L’introduction de ces décrets s’est assortie de l’adjonction d’une formation à la neutralité, à raison de 20 heures, dans la formation initiale des enseignants.

Les enseignants du libre confessionnel catholique sont invités, quant à eux, à adhérer au projet éducatif de leur réseau, repris dans les « Missions de l’école chrétienne »58. L’enseignement libre non-confessionnel se réfère au projet éducatif de la FELSI, dont les objectifs sont très proches de ceux du décret « Missions »59.
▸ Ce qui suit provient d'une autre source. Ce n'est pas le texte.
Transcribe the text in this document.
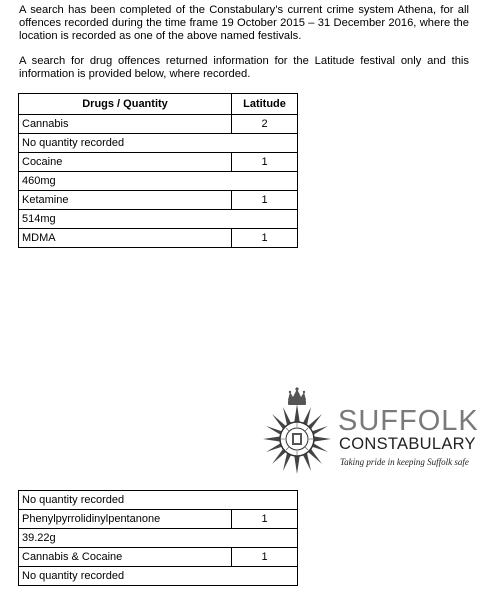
A search has been completed of the Constabulary’s current crime system Athena, for all offences recorded during the time frame 19 October 2015 – 31 December 2016, where the location is recorded as one of the above named festivals.

A search for drug offences returned information for the Latitude festival only and this information is provided below, where recorded.

Drugs / Quantity	Latitude
Cannabis	2
No quantity recorded	
Cocaine	1
460mg	
Ketamine	1
514mg	
MDMA	1
No quantity recorded	
Phenylpyrrolidinylpentanone	1
39.22g	
Cannabis & Cocaine	1
No quantity recorded	
SUFFOLK
CONSTABULARY
Taking pride in keeping Suffolk safe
Bien que les prescriptions aient évolué au fil du temps, il convient aussi de prendre en compte la perception sociétale du métier d’enseignant. Que ce soit dans le chef des enseignants eux-mêmes ou dans la vision, plus générale, de la société, enseigner en primaire renvoie souvent à l’image d’Epinal de l’instituteur de campagne décrit plus avant. Le métier est parfois assimilé à une vision mythique, désuète parfois, mais qui reste très prégnante. Cette dichotomie est, par ailleurs, un facteur d’incompréhension, de frustration voire d’abandon du métier pour certains enseignants.